LVH is the most prominent clinical evidence of target-organ damage caused by hypertension in children and adolescents. With the use of echocardiography to measure left ventricular mass, LVH has been reported in 34% to 38% of children and adolescents with mild, untreated BP elevation.64–66 Daniels et al67 evaluated 130 children and adolescents with persistent BP elevation. They reported that 55% of patients had a left ventricular mass index >90th percentile, and 14% had left ventricular mass index >51 g/m2.7, a value in adults with hypertension that has been associated with a fourfold greater risk of adverse cardiovascular outcomes. When left ventricular geometry was examined in hypertensive children, 17% had concentric hypertrophy, a pattern that is associated with higher risk for cardiovascular outcomes in adults, and 30% had eccentric hypertrophy, which is associated with intermediate risk for cardiovascular outcomes.67
In addition, abnormalities of the retinal vasculature have been reported in adults with hypertension.68 Few studies of retinal abnormalities have been conducted in children with hypertension. Skalina et al69 evaluated newborns with hypertension and reported the presence of hypertensive retinal abnormalities in ∼50% of their patients. On repeat examination, after the resolution of hypertension, these abnormalities had disappeared.
Echocardiography is recommended as a primary tool for evaluating patients for target-organ abnormalities by assessing the presence or absence of LVH. Left ventricular mass is determined from standard echocardiographic measurements of the left ventricular end-diastolic dimension, the intraventricular septal thickness, and the thickness of the left ventricular posterior wall and can be calculated as: left ventricle mass (g) = 0.80 [1.04(intraventricular septal thickness + left ventricular end-diastolic dimension + left ventricular posterior wall thickness)3 − (left ventricular end-diastolic dimension)3] + 0.6 (with echocardiographic measurements in centimeters). From these measures, the left ventricular mass can be calculated by using the equation of Devereux et al70 when measurements are made according to the criteria of the American Society of Echocardiography.71
Heart size is closely associated with body size.72 Left ventricular mass index is calculated to standardize measurements of left ventricular mass. Several methods for indexing left ventricular mass have been reported, but it is recommended that height (m2.7) be used to index left ventricular mass as described by de Simone et al.73 This method accounts for close to the equivalent of the effect of lean body mass and excludes the effect of obesity and BP elevation on left ventricular mass. Some echo laboratories use height as the indexing variable. This calculation is also acceptable and is somewhat easier to use, because fewer calculations are needed.

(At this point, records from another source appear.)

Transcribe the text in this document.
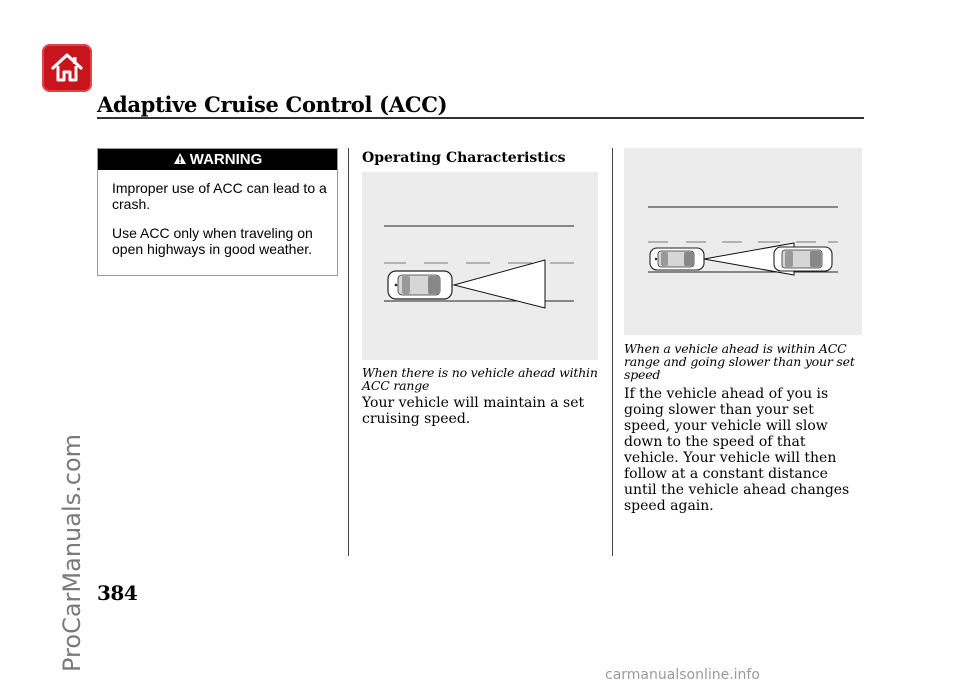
Adaptive Cruise Control (ACC)
WARNING
Improper use of ACC can lead to a crash.
Use ACC only when traveling on open highways in good weather.
Operating Characteristics
When there is no vehicle ahead within ACC range
Your vehicle will maintain a set cruising speed.
When a vehicle ahead is within ACC range and going slower than your set speed
If the vehicle ahead of you is going slower than your set speed, your vehicle will slow down to the speed of that vehicle. Your vehicle will then follow at a constant distance until the vehicle ahead changes speed again.
384
ProCarManuals.com
carmanualsonline.info
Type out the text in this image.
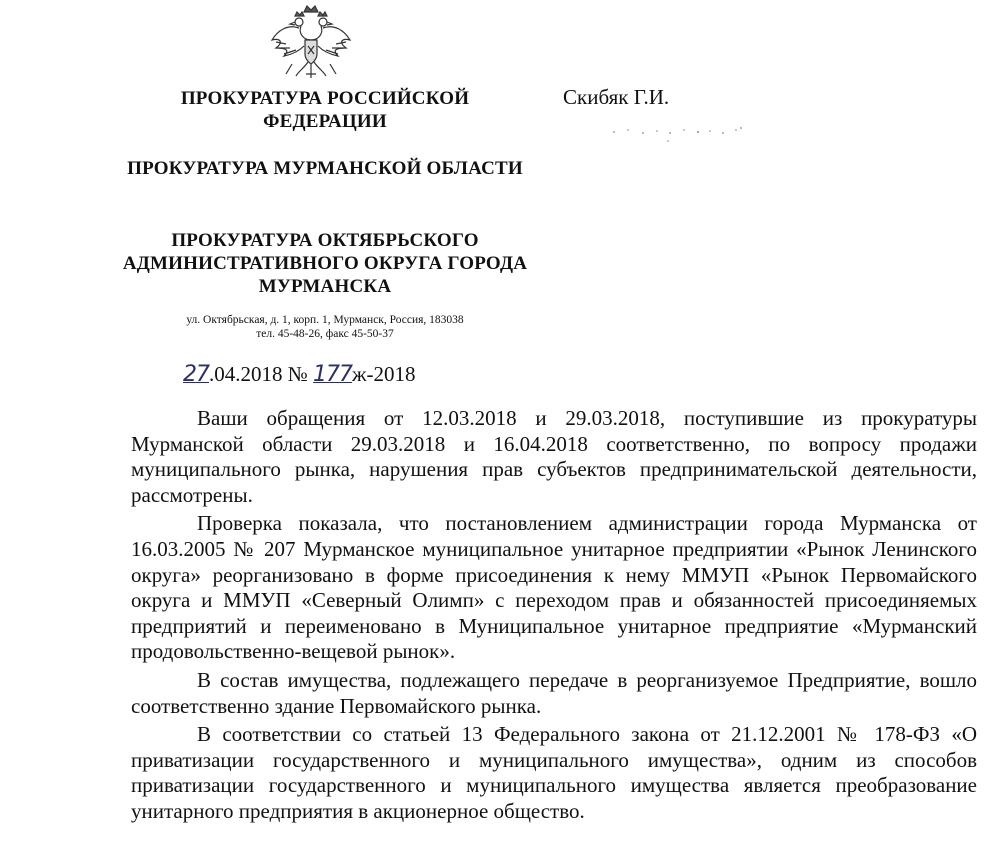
ПРОКУРАТУРА РОССИЙСКОЙ ФЕДЕРАЦИИ
ПРОКУРАТУРА МУРМАНСКОЙ ОБЛАСТИ
ПРОКУРАТУРА ОКТЯБРЬСКОГО АДМИНИСТРАТИВНОГО ОКРУГА ГОРОДА МУРМАНСКА
ул. Октябрьская, д. 1, корп. 1, Мурманск, Россия, 183038
тел. 45-48-26, факс 45-50-37
Скибяк Г.И.
27.04.2018 № 177ж-2018

Ваши обращения от 12.03.2018 и 29.03.2018, поступившие из прокуратуры Мурманской области 29.03.2018 и 16.04.2018 соответственно, по вопросу продажи муниципального рынка, нарушения прав субъектов предпринимательской деятельности, рассмотрены.

Проверка показала, что постановлением администрации города Мурманска от 16.03.2005 № 207 Мурманское муниципальное унитарное предприятии «Рынок Ленинского округа» реорганизовано в форме присоединения к нему ММУП «Рынок Первомайского округа и ММУП «Северный Олимп» с переходом прав и обязанностей присоединяемых предприятий и переименовано в Муниципальное унитарное предприятие «Мурманский продовольственно-вещевой рынок».

В состав имущества, подлежащего передаче в реорганизуемое Предприятие, вошло соответственно здание Первомайского рынка.

В соответствии со статьей 13 Федерального закона от 21.12.2001 № 178-ФЗ «О приватизации государственного и муниципального имущества», одним из способов приватизации государственного и муниципального имущества является преобразование унитарного предприятия в акционерное общество.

Children and adolescents with established hypertension should have an echocardiogram to determine if LVH is present. A conservative cutpoint that determines the presence of LVH is 51 g/m2.7. This cutpoint is >99th percentile for children and adolescents and is associated with increased morbidity in adults with hypertension.73 Other references exist for normal children,74 but unlike adults, outcome-based standards for left ventricular mass index are not available for children. In interpreting the left ventricular mass index, it should be remembered that some factors such as obesity and hypertension have pathologic effects on the heart, whereas others (such as physical activity, particularly in highly conditioned athletes) may be adaptive.
Ascertainment of left ventricular mass index is very helpful in clinical decision-making. The presence of LVH can be an indication for initiating or intensifying pharmacologic therapy to lower BP. For patients who have LVH, the echocardiographic determination of left ventricular mass index should be repeated periodically.
At the present time, additional testing for other target-organ abnormalities (such as determination of carotid intimal-medial thickness and evaluation of urine for microalbuminuria) is not recommended for routine clinical use. Additional research will be needed to evaluate the clinical utility of these tests.
THERAPEUTIC LIFESTYLE CHANGES
Weight reduction is the primary therapy for obesity-related hypertension. Prevention of excess or abnormal weight gain will limit future increases in BP.
Regular physical activity and restriction of sedentary activity will improve efforts at weight management and may prevent an excess increase in BP over time.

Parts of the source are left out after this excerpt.